The Californian high school of Amorosa has its own football team, and that team has its own cheerleadng squad though it's very exclusive, so not just any girl can join. However, now that one of their members has had to leave for certain reasons of impending motherhood, a position has opened up and they will be holding auditions soon. One aspiring cheerleader is Jeannie (Stephanie Fondue), but she doubts she has a chance; she would love to get on the squad and attract plenty of male attention since her boyfriend Norman (Jonathan Jacobs) is something of a wet blanket who doesn't even appear to be particularly interested in her. But there's a special quality about Jeannie which brings the squad around to her...
The Cheerleaders was notorious in the early-to-mid nineteen-seventies for being about as close to hardcore porn as a comedy could get without committing to such scenes, and it ran into a lot of trouble in its day with censors and authorities demanding cuts to its running time to tone down the activities it depicted. It was not until its release on DVD that most interested viewers could see what they had been missing, by which time it was a relic of a bygone age, with the actresses sporting the natural look and stretching the definition of the term "actresses" in their flat line readings and obviously solely hired to disrobe for the camera.
Most of them, and their male counterparts, were never heard from again, and after adopting pseudonyms for their roles it was no surprise that they were difficult to identify so long after the fact (where are you, Richard Meatwhistle? On second thoughts, don't answer that). Therefore unless you wished to hire a private detective, all you would know about the players here was what you saw on the screen, which added a layer of mystery to the nostalgia making it more potent than simply watching a bunch of famous faces going through the motions. They were no comedians, that was for sure, practically delivering their supposedly amusing lines with admirable restraint given they were patently trying not to wink at the camera and say "geddit?" at every double entendre, of which there were as many as the screenwriters (four of them!) could conjure up.

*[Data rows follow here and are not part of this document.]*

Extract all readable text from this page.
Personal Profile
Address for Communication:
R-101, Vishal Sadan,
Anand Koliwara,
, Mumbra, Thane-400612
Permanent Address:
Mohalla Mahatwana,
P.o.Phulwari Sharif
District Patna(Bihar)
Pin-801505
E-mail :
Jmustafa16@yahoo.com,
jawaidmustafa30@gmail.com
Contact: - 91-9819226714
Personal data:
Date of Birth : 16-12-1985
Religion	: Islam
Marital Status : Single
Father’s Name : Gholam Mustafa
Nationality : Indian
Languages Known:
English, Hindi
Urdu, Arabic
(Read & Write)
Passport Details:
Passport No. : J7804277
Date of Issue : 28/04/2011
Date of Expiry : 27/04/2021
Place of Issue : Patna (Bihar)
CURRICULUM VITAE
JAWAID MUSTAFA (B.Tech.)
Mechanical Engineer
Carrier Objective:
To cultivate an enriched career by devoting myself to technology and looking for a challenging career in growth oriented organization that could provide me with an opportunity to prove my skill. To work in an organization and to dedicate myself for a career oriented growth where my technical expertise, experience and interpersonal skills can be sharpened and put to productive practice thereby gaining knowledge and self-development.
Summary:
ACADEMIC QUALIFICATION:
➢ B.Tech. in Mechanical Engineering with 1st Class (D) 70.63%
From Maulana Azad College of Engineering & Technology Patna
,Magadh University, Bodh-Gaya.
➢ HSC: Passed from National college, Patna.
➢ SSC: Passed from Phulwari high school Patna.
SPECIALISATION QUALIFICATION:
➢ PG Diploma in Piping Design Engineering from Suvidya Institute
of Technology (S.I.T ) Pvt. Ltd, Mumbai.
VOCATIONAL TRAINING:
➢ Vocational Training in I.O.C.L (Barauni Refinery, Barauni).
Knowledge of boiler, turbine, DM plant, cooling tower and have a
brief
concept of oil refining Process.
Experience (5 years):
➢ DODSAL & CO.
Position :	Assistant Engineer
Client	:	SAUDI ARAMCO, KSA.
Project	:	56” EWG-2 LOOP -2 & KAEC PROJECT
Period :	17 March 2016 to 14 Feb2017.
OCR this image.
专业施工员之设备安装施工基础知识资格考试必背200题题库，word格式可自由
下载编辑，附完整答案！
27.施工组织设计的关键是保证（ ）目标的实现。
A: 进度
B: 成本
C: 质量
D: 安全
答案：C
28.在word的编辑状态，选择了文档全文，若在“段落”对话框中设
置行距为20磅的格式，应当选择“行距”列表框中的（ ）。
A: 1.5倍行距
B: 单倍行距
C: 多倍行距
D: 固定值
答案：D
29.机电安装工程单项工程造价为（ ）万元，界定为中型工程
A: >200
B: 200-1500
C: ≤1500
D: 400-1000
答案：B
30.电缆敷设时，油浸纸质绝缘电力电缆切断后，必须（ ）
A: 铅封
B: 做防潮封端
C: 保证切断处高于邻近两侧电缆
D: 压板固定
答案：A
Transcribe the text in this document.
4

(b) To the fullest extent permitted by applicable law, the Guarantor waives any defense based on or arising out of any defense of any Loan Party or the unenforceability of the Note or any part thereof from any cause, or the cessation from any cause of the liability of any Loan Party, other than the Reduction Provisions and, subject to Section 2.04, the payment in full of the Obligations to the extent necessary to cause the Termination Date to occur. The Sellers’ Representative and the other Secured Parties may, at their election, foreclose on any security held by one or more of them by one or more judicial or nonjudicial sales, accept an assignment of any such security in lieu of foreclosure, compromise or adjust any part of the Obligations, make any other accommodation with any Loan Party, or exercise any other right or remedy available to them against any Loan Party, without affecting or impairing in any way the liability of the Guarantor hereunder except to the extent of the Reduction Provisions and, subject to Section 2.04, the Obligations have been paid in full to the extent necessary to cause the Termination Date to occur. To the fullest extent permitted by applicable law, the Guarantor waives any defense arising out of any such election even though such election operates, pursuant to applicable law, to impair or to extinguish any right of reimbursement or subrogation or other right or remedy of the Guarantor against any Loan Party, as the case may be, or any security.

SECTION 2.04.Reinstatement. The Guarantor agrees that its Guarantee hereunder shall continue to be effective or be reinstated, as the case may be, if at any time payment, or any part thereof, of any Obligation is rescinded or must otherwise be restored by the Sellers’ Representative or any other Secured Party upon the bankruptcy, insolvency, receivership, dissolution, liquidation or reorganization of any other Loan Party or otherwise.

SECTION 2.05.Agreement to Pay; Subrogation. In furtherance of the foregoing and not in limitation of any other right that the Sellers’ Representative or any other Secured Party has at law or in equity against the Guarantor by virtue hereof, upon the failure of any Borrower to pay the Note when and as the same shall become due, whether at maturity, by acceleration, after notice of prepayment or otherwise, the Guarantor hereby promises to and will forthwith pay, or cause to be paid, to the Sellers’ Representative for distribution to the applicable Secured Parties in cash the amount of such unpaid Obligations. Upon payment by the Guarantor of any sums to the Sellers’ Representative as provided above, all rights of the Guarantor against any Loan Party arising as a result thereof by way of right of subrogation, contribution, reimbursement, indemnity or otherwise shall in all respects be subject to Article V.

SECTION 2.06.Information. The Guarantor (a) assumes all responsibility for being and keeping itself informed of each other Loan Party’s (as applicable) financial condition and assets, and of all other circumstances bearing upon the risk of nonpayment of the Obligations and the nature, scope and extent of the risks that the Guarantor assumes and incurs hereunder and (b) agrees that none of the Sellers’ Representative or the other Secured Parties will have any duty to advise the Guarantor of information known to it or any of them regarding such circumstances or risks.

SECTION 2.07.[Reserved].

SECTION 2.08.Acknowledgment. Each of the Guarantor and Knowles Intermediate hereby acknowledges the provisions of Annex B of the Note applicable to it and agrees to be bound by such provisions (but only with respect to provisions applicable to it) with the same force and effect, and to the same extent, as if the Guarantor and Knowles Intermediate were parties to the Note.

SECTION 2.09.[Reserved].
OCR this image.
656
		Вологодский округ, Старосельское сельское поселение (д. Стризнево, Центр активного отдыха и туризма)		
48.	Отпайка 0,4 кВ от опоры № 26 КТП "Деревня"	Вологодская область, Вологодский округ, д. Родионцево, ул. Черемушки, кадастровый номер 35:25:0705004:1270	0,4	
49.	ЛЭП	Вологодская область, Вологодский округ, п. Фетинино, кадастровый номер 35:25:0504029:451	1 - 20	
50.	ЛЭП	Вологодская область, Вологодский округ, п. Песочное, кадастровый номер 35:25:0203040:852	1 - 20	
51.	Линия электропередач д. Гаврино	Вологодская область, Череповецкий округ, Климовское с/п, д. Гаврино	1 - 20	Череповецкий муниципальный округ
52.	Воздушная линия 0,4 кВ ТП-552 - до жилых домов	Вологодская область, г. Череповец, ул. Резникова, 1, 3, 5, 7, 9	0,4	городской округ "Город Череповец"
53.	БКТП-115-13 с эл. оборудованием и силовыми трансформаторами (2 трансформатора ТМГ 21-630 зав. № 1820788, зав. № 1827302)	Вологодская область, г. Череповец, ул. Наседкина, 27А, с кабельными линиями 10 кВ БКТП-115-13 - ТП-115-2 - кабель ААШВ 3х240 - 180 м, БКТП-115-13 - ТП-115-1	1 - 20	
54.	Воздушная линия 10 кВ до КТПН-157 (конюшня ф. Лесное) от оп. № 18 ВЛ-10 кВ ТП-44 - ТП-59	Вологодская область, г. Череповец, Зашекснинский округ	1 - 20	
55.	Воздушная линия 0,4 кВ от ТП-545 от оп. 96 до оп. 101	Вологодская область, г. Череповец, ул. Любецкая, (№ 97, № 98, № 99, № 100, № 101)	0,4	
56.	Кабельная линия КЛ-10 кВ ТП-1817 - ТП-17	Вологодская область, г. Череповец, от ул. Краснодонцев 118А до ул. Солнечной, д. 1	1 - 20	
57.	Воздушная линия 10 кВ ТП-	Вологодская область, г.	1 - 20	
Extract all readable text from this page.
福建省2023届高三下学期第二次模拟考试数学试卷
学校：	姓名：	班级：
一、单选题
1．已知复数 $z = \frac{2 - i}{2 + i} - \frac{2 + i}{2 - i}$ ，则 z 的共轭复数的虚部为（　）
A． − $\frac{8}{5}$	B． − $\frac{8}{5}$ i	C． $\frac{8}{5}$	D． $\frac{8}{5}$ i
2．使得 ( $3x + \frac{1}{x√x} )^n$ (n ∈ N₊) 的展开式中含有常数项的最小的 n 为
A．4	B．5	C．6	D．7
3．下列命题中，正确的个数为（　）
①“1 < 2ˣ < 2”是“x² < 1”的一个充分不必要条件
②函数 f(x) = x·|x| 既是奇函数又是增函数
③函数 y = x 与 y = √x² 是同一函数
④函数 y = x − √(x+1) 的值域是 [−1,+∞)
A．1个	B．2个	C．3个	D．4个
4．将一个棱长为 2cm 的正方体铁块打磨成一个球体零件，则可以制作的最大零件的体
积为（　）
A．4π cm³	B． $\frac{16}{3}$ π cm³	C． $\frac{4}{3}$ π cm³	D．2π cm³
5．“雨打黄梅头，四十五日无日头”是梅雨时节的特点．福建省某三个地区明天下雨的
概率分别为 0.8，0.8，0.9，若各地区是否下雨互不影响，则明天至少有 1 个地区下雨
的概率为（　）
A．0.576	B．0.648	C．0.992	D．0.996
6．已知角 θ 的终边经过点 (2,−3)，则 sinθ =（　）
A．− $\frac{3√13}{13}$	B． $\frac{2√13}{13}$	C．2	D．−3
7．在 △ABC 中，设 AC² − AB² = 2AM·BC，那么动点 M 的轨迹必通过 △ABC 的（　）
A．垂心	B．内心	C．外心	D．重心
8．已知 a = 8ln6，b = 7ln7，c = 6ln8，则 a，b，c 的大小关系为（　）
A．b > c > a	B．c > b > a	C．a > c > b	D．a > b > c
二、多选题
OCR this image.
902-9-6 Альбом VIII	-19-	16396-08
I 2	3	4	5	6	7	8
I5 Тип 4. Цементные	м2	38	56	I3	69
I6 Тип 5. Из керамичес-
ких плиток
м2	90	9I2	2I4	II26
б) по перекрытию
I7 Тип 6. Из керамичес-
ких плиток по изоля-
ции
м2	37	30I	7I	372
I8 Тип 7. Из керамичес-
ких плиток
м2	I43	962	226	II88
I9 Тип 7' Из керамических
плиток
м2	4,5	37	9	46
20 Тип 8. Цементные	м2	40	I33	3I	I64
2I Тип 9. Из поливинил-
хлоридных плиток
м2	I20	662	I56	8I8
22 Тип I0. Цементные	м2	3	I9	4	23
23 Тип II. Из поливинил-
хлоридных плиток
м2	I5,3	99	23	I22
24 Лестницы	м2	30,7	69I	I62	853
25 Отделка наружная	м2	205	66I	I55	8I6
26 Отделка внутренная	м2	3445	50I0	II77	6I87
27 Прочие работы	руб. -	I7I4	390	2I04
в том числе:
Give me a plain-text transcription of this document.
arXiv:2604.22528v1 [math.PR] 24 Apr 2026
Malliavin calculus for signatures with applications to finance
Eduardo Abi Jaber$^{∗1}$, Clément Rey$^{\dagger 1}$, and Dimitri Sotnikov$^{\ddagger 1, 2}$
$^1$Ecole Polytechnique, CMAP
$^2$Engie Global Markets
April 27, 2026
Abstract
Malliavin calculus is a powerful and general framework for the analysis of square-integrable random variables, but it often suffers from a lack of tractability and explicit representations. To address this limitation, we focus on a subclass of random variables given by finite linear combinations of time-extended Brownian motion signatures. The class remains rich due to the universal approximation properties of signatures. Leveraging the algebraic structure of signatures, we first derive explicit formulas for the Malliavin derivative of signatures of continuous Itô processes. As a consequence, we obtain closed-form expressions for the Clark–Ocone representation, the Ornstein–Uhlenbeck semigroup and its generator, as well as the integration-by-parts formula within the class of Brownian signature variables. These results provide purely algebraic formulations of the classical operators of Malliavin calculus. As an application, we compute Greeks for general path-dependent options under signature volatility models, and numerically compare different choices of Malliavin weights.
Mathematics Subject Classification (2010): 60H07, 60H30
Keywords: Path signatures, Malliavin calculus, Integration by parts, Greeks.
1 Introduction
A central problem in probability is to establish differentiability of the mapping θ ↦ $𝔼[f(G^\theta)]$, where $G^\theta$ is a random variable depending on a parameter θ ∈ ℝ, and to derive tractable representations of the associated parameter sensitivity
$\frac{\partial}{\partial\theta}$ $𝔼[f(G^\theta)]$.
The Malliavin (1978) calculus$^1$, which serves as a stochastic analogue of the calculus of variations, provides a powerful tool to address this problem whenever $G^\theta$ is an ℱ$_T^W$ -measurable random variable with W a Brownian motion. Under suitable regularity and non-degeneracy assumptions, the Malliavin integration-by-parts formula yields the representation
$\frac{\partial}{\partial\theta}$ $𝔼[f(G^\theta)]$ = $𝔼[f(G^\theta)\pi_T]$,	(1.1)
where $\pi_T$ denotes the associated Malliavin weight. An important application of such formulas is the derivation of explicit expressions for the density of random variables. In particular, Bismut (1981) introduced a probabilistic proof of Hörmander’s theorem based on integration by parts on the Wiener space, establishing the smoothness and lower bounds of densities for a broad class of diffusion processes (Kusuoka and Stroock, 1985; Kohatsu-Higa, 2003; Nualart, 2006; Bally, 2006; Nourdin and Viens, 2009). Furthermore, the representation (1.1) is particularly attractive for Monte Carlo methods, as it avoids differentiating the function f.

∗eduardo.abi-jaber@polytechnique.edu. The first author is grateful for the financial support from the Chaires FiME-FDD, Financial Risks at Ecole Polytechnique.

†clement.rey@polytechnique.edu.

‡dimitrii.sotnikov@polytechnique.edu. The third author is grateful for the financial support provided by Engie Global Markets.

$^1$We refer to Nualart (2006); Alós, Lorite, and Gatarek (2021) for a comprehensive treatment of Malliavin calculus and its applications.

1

That screenplay was curiously fond of rhyming slang, not of the Cockney variety but simply matching words in the dialogue, suggesting what the characters would truly like to do was get down to the business of penning saucy limericks more than anything else. The anything else they did get on with was what gives the impression that this decade, more than any other, was utterly obsessed with sex almost to the exclusion of all, and to an extent you could understand why that was the case as the newly liberated Western world was adding that to the mix in everything from their advertising to their comedy to their debates to, well their adult entertainment: the genie was out of the bottle and material like The Cheerleaders was set to cash in with enthusiasm.
The plot hardly mattered, all you needed to know was there were six cheerleaders and five were mightily keen on the pleasures of the flesh, while heroine Jeannie was a sad virgin who wanted fulfilment but was continually thwarted, so much so that she was the subject of a bet she would not lose her maidenhood before the completion of the football season. In the meantime, the other thing these young ladies were keen on was cheerleading, you could tell because like cartoon characters they sported the same red and white outfits throughout the movie no matter what they were doing, fuelling the peculiarly American obsession where the participants in dancing about and chanting as the game continues were seemingly more than just the icing on the cake, they were a major distraction, here to the point of eclipsing the players. This culminates in a misguided orgy with their own team before the big day, exhausting the boys, so drastic action must be taken of a type that the following decade would make foolhardy to say the least. Sleazily naive. Music by David Herman.